Electroactive Polymer (Artificial Muscle)

The human body is a very complex machine. It has plumbing, wiring, and motors, and, just like a car, needs fuel and produces waste. At the moment that is where the similarities end, but in the very near future machines may become a lot more similar to humans.
Standard electric motors have their limitations. They are noisy, costly, difficult to miniaturize, heavy, and prone to breakage. Consider a muscle, however. It moves relatively silently, is efficient, reaches its limitation of miniaturization basically at the cellular level, and can operate millions of times without breakage (for example, in the human heart). Muscles are the ideal medium for any number of applications, or at least the U.S. government thought so. In the early 1990s, SRI International was approached and tasked with producing an artificial version of biological muscle. In 1992 they began work on electroactive polymers.

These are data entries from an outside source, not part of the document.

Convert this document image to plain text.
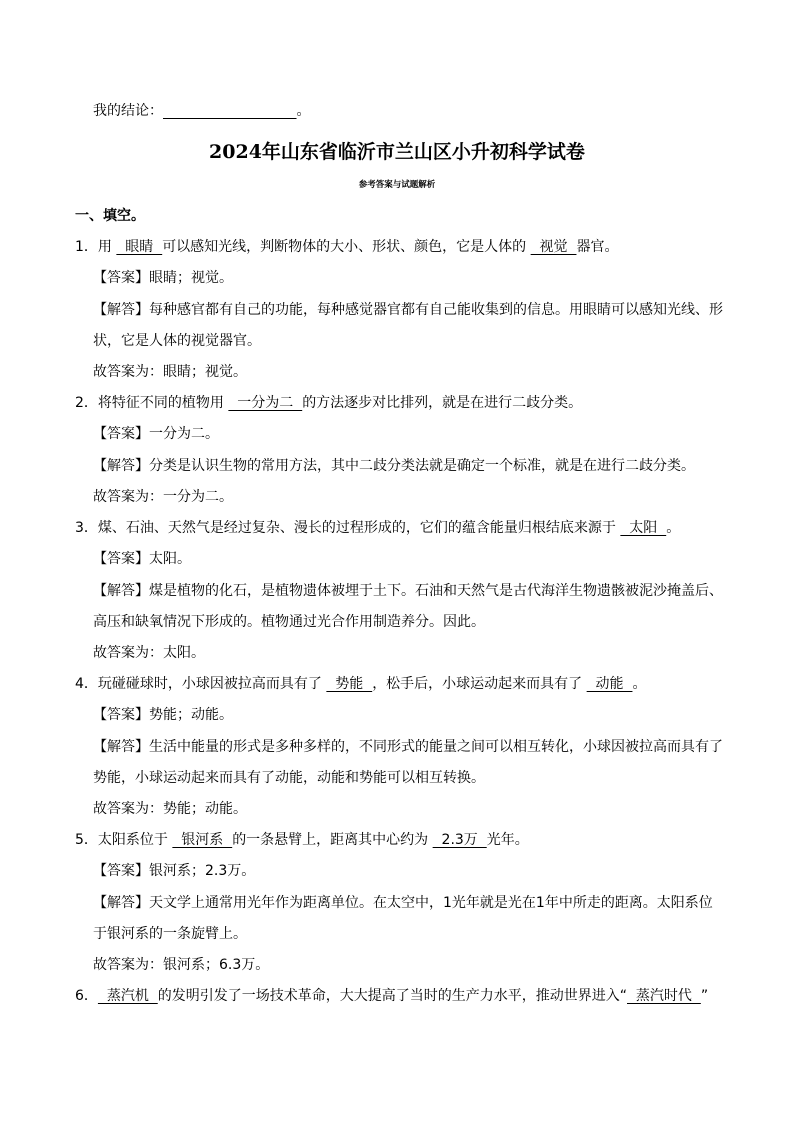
我的结论：	。
2024年山东省临沂市兰山区小升初科学试卷
参考答案与试题解析
一、填空。
1．用   眼睛  可以感知光线，判断物体的大小、形状、颜色，它是人体的   视觉  器官。
【答案】眼睛；视觉。
【解答】每种感官都有自己的功能，每种感觉器官都有自己能收集到的信息。用眼睛可以感知光线、形
状，它是人体的视觉器官。
故答案为：眼睛；视觉。
2．将特征不同的植物用   一分为二  的方法逐步对比排列，就是在进行二歧分类。
【答案】一分为二。
【解答】分类是认识生物的常用方法，其中二歧分类法就是确定一个标准，就是在进行二歧分类。
故答案为：一分为二。
3．煤、石油、天然气是经过复杂、漫长的过程形成的，它们的蕴含能量归根结底来源于   太阳  。
【答案】太阳。
【解答】煤是植物的化石，是植物遗体被埋于土下。石油和天然气是古代海洋生物遗骸被泥沙掩盖后、
高压和缺氧情况下形成的。植物通过光合作用制造养分。因此。
故答案为：太阳。
4．玩碰碰球时，小球因被拉高而具有了   势能  ，松手后，小球运动起来而具有了   动能  。
【答案】势能；动能。
【解答】生活中能量的形式是多种多样的，不同形式的能量之间可以相互转化，小球因被拉高而具有了
势能，小球运动起来而具有了动能，动能和势能可以相互转换。
故答案为：势能；动能。
5．太阳系位于   银河系  的一条悬臂上，距离其中心约为   2.3万  光年。
【答案】银河系；2.3万。
【解答】天文学上通常用光年作为距离单位。在太空中，1光年就是光在1年中所走的距离。太阳系位
于银河系的一条旋臂上。
故答案为：银河系；6.3万。
6．  蒸汽机  的发明引发了一场技术革命，大大提高了当时的生产力水平，推动世界进入“  蒸汽时代  ”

Put simply, electroactive polymers are materials that expand or contract when an electric field is applied to them, just like a muscle. Furthermore, they rapidly return to their initial configuration when a field of the opposite polarity is applied to them. They were first conceived as a way to improve robotic movements (indeed, SRI is developing a set of plastic and polymer wings) but their applications are limitless. Artificial muscles have been used to power prosthetic limbs, as well as valves and actuators in aircraft.
Since 2007 researchers in the United States have developed an artificial muscle that heals itself and generates electricity, and "micromuscles" grown from the heart muscle cells of rats, which are capable of gripping, walking, and swimming. Such developments may lead to walking robots in the future.